Editor doesn't respect default values when importing CSV files

Editor doesn't respect default values when importing CSV files

pisislerpisisler Posts: 113Questions: 23Answers: 1
edited May 9 in Editor

Hi.

https://editor.datatables.net/examples/extensions/import.html

I have implemented CSV import copying from this example but there is this; after the CSV file is parsed, it loads the data into a multiple creation editor window. But that form doesn't respect the default values of the fields. For example when you click "New" button, it fills some fields with default values. But with CSV import, the same form doesn't display default.

How can I resolve this? (I am using Editor 2.0.8 if it is relevant.)

Answers

  • allanallan Posts: 61,970Questions: 1Answers: 10,160 Site admin

    When you do the import, each field is given a value, so a default would never apply, unless I'm misunderstanding?

    Allan

  • pisislerpisisler Posts: 113Questions: 23Answers: 1
    edited May 10

    Right, that's actually something didn't feel right when implementing it. Because not all the fields have to be required. Usually, importing should allow leaving some columns un-mapped (i.e. empty). But this implementation doesn't have it and sorry I forgot to mention that I worked around by leaving an empty column in the CSV file and map the non-required fields to this empty column.

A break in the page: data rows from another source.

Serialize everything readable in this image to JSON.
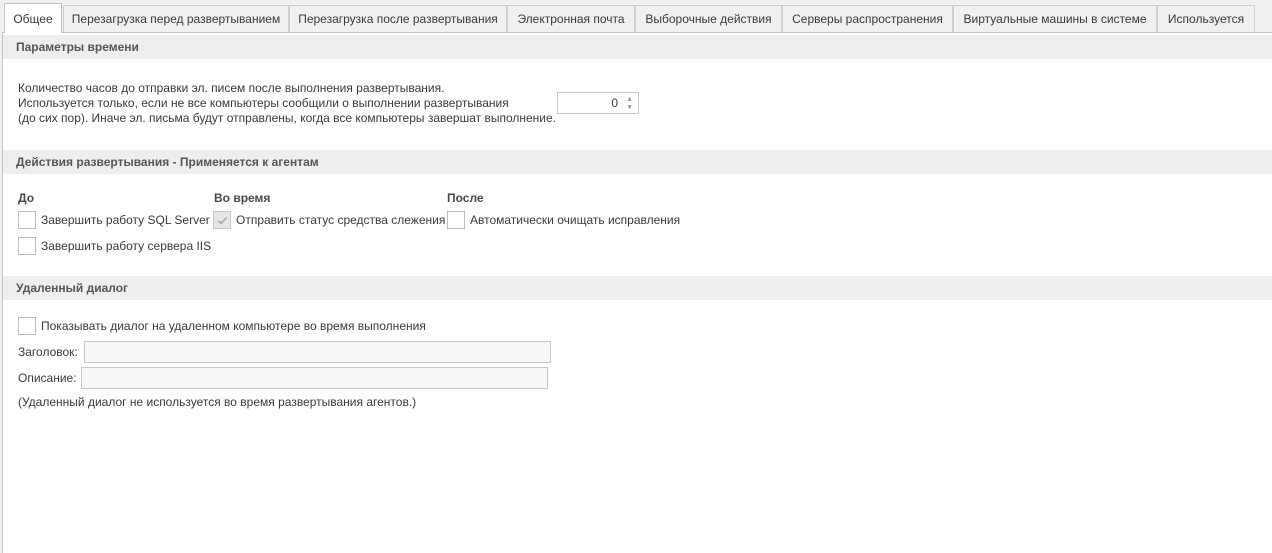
{
  "tabs": [
    {
      "label": "Общее"
    },
    {
      "label": "Перезагрузка перед развертыванием"
    },
    {
      "label": "Перезагрузка после развертывания"
    },
    {
      "label": "Электронная почта"
    },
    {
      "label": "Выборочные действия"
    },
    {
      "label": "Серверы распространения"
    },
    {
      "label": "Виртуальные машины в системе"
    },
    {
      "label": "Используется"
    }
  ],
  "time_params": {
    "header": "Параметры времени",
    "line1": "Количество часов до отправки эл. писем после выполнения развертывания.",
    "line2": "Используется только, если не все компьютеры сообщили о выполнении развертывания",
    "line3": "(до сих пор). Иначе эл. письма будут отправлены, когда все компьютеры завершат выполнение.",
    "hours_value": "0"
  },
  "deploy_actions": {
    "header": "Действия развертывания - Применяется к агентам",
    "before_label": "До",
    "during_label": "Во время",
    "after_label": "После",
    "stop_sql": "Завершить работу SQL Server",
    "stop_iis": "Завершить работу сервера IIS",
    "send_status": "Отправить статус средства слежения",
    "auto_clean": "Автоматически очищать исправления"
  },
  "remote_dialog": {
    "header": "Удаленный диалог",
    "show_dialog": "Показывать диалог на удаленном компьютере во время выполнения",
    "title_label": "Заголовок:",
    "title_value": "",
    "desc_label": "Описание:",
    "desc_value": "",
    "note": "(Удаленный диалог не используется во время развертывания агентов.)"
  }
}
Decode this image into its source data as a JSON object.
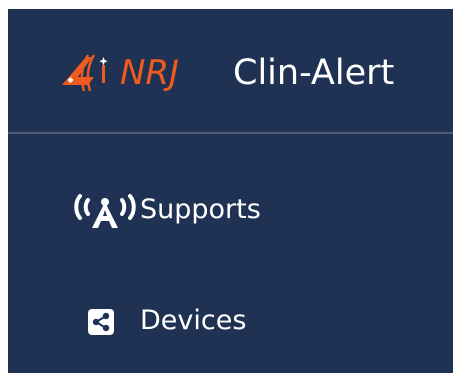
{
  "brand": {
    "logo_text": "NRJ",
    "app_name": "Clin-Alert",
    "logo_icon": "flame-logo-icon",
    "logo_color": "#f05a1e"
  },
  "colors": {
    "sidebar_bg": "#1f3253",
    "divider": "#4b5d79",
    "text": "#ffffff"
  },
  "nav": {
    "items": [
      {
        "label": "Supports",
        "icon": "broadcast-tower-icon"
      },
      {
        "label": "Devices",
        "icon": "share-square-icon"
      }
    ]
  }
}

    This way I expected the default value could take over but now I come to realize that if importing forces to map each field, then it will never look for the default in the first place. But I think this is not right. Any way to work around this?

    I think the only viable option right now is to make columns for those columns with default values copied all over.

  • pisislerpisisler Posts: 113Questions: 23Answers: 1
    edited May 10

    Here is another thing with importing CSV files: It doesn't ignore hidden fields which means it asks you to map CSV fields to hidden fields which in the end defeats the purpose of a field being "hidden".

    I tried filtering the field type by field.input().attr('type') but it didn't work. It returns "text" for text fields and undefined for all other types (select, checkbox, hidden etc.). As a temporary work-around, I am allowing the field to be shown only if they don't match the hidden fields' names.

    By the way, I can't comment on the Editor reference articles. It produces HTTP 500 error which could be seen in the console. I was to comment on hidden reference. There is a possibility of a flaw that should be noted when using hidden fields. The reference page gives an example setting the value of the hidden field on client-side; which means that anyone could alter it even if it's hidden. I think developers should be warned about it.

  • pisislerpisisler Posts: 113Questions: 23Answers: 1

    Anyone?

  • allanallan Posts: 61,970Questions: 1Answers: 10,160 Site admin

    Sorry - I'm struggling to keep up with the volume of support requests at the moment and I'm missing some now and then.

    On create, if you don't write a value to a field, it will take the default value. If it isn't, then it suggests something is being written to the field. Can you link to the page you are working on perhaps?

    By the way, I can't comment on the Editor reference articles. It produces HTTP 500 error which could be seen in the console.

    Doh - thank you. Added to the list :).

    The reference page gives an example setting the value of the hidden field on client-side; which means that anyone could alter it even if it's hidden.

    Yes - hidden fields most certainly shouldn't be used for security. Anything from the client-side should be inherently untrusted. I'll add a note to the docs saying that it is trivial for someone to modify values in the hidden fields (or any field).

    Allan

  • pisislerpisisler Posts: 113Questions: 23Answers: 1
    edited May 16

    On create, if you don't write a value to a field, it will take the default value. If it isn't, then it suggests something is being written to the field. Can you link to the page you are working on perhaps?

    On create, that's correct; but the question here is about importing. As you stated, importing doesn't respect default values because it assumes that you have a column in the CSV file for each column on the table. But this assumption is not right I think. For example my table could have 10 columns but the CSV file could have only 4. Nonetheless, the importing process maps the remaining 6 columns by rewinding the columns in the CSV file. (Like each column in the CSV file is mapped to the table columns twice.) There is no option to leave a table column un-mapped during import, not even the hidden ones.

  • allanallan Posts: 61,970Questions: 1Answers: 10,160 Site admin

    On create, that's correct; but the question here is about importing.

    An "import" is just a create - on line 28 in this example, you'll see that it calls create(). It then loops over all of the fields and sets the values. If you want it to be able to take a default value it should perhaps not loop over the fields, but rather the values selected for the mapping, getting each field as it goes, and ignoring those which are perhaps left as blank or some other "unselected" value.

    I think it should be quite possible to do what you want, but it will require a couple of tweaks from the code in the example.